This blog entry will be the first in a new, ongoing series of entries in the “Bankruptcy Protector” that will attempt to familiarize new attorneys and non-bankruptcy practitioners with the basic concepts of bankruptcy law of which all lawyers should be aware. The goal of this series is to present these foundational bankruptcy topics from a 50,000-foot view to orient the reader with the concepts in a simple, straightforward manner so that the reader can provide a summary of the issue to any client or colleague, without necessarily diving headfirst into the Bankruptcy Code or the mountains of case law parsing out the intricacies of each concept. The first topic that will be covered in this entry is one of, if not the, most critical aspects of bankruptcy law: the “Automatic Stay.”
Upon the filing of a bankruptcy petition, regardless of what chapter the petition is filed under, there are a number of events that automatically occur under the Bankruptcy Code. Chief among these are (1) the creation of the bankruptcy “estate,” comprising of all of the assets, tangible and intangible, of the newly-filed debtor and (2) the imposition of the Automatic Stay under section 362 of the Bankruptcy Code. The Automatic Stay is a protective shield for the debtor that prevents creditors from taking any further action against either the debtor or the debtor’s assets and is effective the instant the bankruptcy petition is filed. This applies to both current and future actions. If a debtor is a defendant in a collection action by a creditor, the Automatic Stay freezes that litigation and the creditor cannot prosecute that action any further, without taking additional steps in the bankruptcy court. If a creditor is garnishing a debtor’s pay, that garnishment action must cease upon imposition of the Automatic Stay. If a creditor is one day away from foreclosing on a debtor’s property when the petition is filed, that foreclosure must be postponed.
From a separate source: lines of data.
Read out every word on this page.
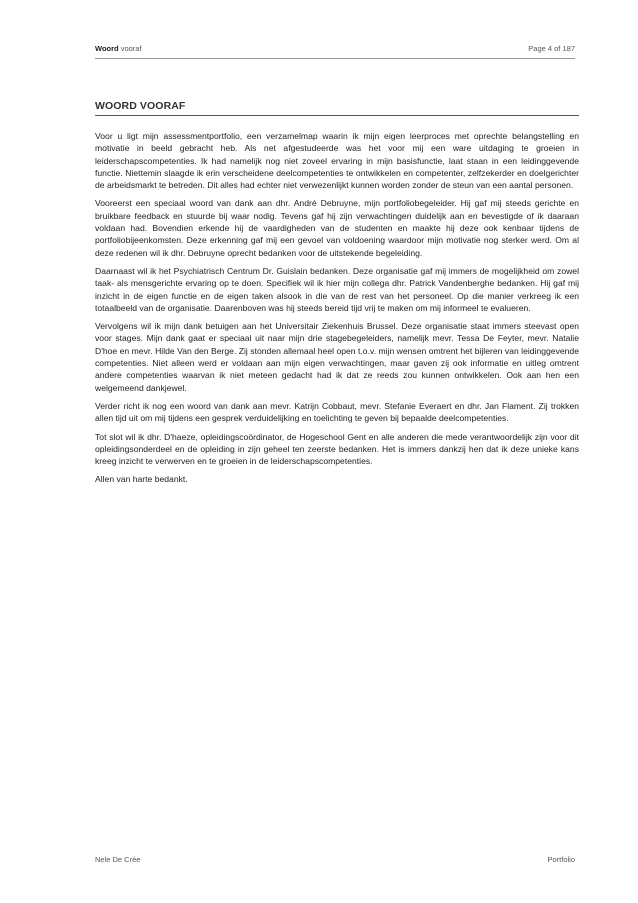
Woord vooraf	Page 4 of 187
WOORD VOORAF

Voor u ligt mijn assessmentportfolio, een verzamelmap waarin ik mijn eigen leerproces met oprechte belangstelling en motivatie in beeld gebracht heb. Als net afgestudeerde was het voor mij een ware uitdaging te groeien in leiderschapscompetenties. Ik had namelijk nog niet zoveel ervaring in mijn basisfunctie, laat staan in een leidinggevende functie. Niettemin slaagde ik erin verscheidene deelcompetenties te ontwikkelen en competenter, zelfzekerder en doelgerichter de arbeidsmarkt te betreden. Dit alles had echter niet verwezenlijkt kunnen worden zonder de steun van een aantal personen.

Vooreerst een speciaal woord van dank aan dhr. André Debruyne, mijn portfoliobegeleider. Hij gaf mij steeds gerichte en bruikbare feedback en stuurde bij waar nodig. Tevens gaf hij zijn verwachtingen duidelijk aan en bevestigde of ik daaraan voldaan had. Bovendien erkende hij de vaardigheden van de studenten en maakte hij deze ook kenbaar tijdens de portfoliobijeenkomsten. Deze erkenning gaf mij een gevoel van voldoening waardoor mijn motivatie nog sterker werd. Om al deze redenen wil ik dhr. Debruyne oprecht bedanken voor de uitstekende begeleiding.

Daarnaast wil ik het Psychiatrisch Centrum Dr. Guislain bedanken. Deze organisatie gaf mij immers de mogelijkheid om zowel taak- als mensgerichte ervaring op te doen. Specifiek wil ik hier mijn collega dhr. Patrick Vandenberghe bedanken. Hij gaf mij inzicht in de eigen functie en de eigen taken alsook in die van de rest van het personeel. Op die manier verkreeg ik een totaalbeeld van de organisatie. Daarenboven was hij steeds bereid tijd vrij te maken om mij informeel te evalueren.

Vervolgens wil ik mijn dank betuigen aan het Universitair Ziekenhuis Brussel. Deze organisatie staat immers steevast open voor stages. Mijn dank gaat er speciaal uit naar mijn drie stagebegeleiders, namelijk mevr. Tessa De Feyter, mevr. Natalie D'hoe en mevr. Hilde Van den Berge. Zij stonden allemaal heel open t.o.v. mijn wensen omtrent het bijleren van leidinggevende competenties. Niet alleen werd er voldaan aan mijn eigen verwachtingen, maar gaven zij ook informatie en uitleg omtrent andere competenties waarvan ik niet meteen gedacht had ik dat ze reeds zou kunnen ontwikkelen. Ook aan hen een welgemeend dankjewel.

Verder richt ik nog een woord van dank aan mevr. Katrijn Cobbaut, mevr. Stefanie Everaert en dhr. Jan Flament. Zij trokken allen tijd uit om mij tijdens een gesprek verduidelijking en toelichting te geven bij bepaalde deelcompetenties.

Tot slot wil ik dhr. D'haeze, opleidingscoördinator, de Hogeschool Gent en alle anderen die mede verantwoordelijk zijn voor dit opleidingsonderdeel en de opleiding in zijn geheel ten zeerste bedanken. Het is immers dankzij hen dat ik deze unieke kans kreeg inzicht te verwerven en te groeien in de leiderschapscompetenties.

Allen van harte bedankt.

Nele De Crée	Portfolio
The purpose behind the Automatic Stay is to provide the debtor with a “breathing spell” free of the various creditors that could be seeking payment and to avoid the “race to the courthouse” that so often occurs when a debtor has insolvency issues. By staying all litigation, collection activity, and other actions against the debtor and the debtor’s property, the stay attempts to place all creditors on a level playing field and allow the debtor time to sort out the various issues related to the debtor’s insolvency.
Because the Automatic Stay is immediate and practically all-encompassing, it is one of the most powerful debtor protections provided by the Bankruptcy Code. And a creditor that violates the Automatic Stay can face serious consequences for such violation, including sanctions. As a result, a creditor that learns that a debtor is in bankruptcy should immediately seek out bankruptcy counsel to ensure that any actions they take with regard to that debtor’s account do not violate the stay. For example, if a supplier is providing goods to the debtor, it cannot just cease providing those goods because of the debtor’s bankruptcy status. Such action would constitute an adverse action against the debtor in violation of the Stay. Where a creditor is already going to have to face a number of complications as a result of the bankruptcy filing, the last thing they need is the imposition of sanctions as a result of a Stay violation.
The Automatic Stay is not, however, impenetrable. Creditors can, in certain circumstances, move for modification of, or relief from, the Automatic Stay. Typically relief from the Stay is available for secured creditors whose collateral is both (a) undersecured and (b) not necessary for the successful reorganization of the debtor. That is not, however, the only criteria for Stay relief, as there is a catch-all “for cause” basis for Stay relief under the Code. “Cause” can be a number of reasons, including the debtor’s failure to maintain post-petition payments, the debtor filing the bankruptcy case in “bad faith,” or the debtor otherwise subverting the intent of the protections afforded by the Bankruptcy Code through the filing. That said, Stay relief is never a given and bankruptcy courts are typically debtor-friendly forums. Any decision to seek relief from the Stay should be properly analyzed by a bankruptcy professional.
Put simply, the Automatic Stay places an immediate freeze on all adverse actions that a creditor could take against a debtor. This stay can be harsh for some creditors, but it must be followed so as to avoid any negative repercussions. The Stay protects the debtor and places all creditors on presumptively equal footing. If a client has a business relationship with a person or company that files for bankruptcy protection, the Automatic Stay is the first thing that should be discussed, to ensure that no actions are taken in violation of the Stay.